The Ohio Ballet, which hasn't appeared locally since 1980, had the look of a plucky, energetic but technically unfinished and uneven company at Citrus College in Glendora on Friday.
Two works by artistic director Heinz Poll, especially, pushed many in the 20-member company to the edge of their competence.
Poll's "Schubert Waltzes," set to the composer's Opus 9 collection (sensitively played by pianist David Fisher), deployed three couples in lyric and playful duets and solos. His "Games" offered a formal music visualization, tempered by athleticism, of Mozart's Piano Concerto No. 19 in F.
In both works, the dancers worked hard but looked taxed in maintaining shape and clarity of line, stylistic uniformity or security in the many overhead lifts.
Less demanding, "Solstice," by company member David Shimotakahara, juxtaposed modern-dance elements against cool, elegant songs by Faure, unfolding sequences of shifting, unfulfilled emotional relationships among two couples.

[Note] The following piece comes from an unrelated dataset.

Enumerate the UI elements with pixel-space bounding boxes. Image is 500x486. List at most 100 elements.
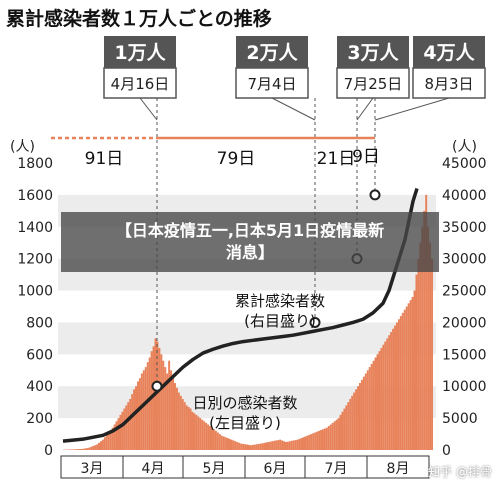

It ended poignantly with Pandora Robertson rather resignedly allowing the embraces of Richard Prewitt after she had failed to connect with Debra Force.
The hit of the program, and the work in which the company looked best, was Laura Dean's "Gravity." To a percussive score by Dean, the company ventured repetitions of stabbing pointe work, spinning and various other motivic movements in matrixes of geometrical rigor, from which arose the pleasure of watching order and disorder imperceptively shade into one another.
Prominent were witty sections which displayed a variety of supported turns, and different kinds of off-balance movements, which were essayed individually by every dancer.
All four works were sensitively lit by Thomas R. Skelton.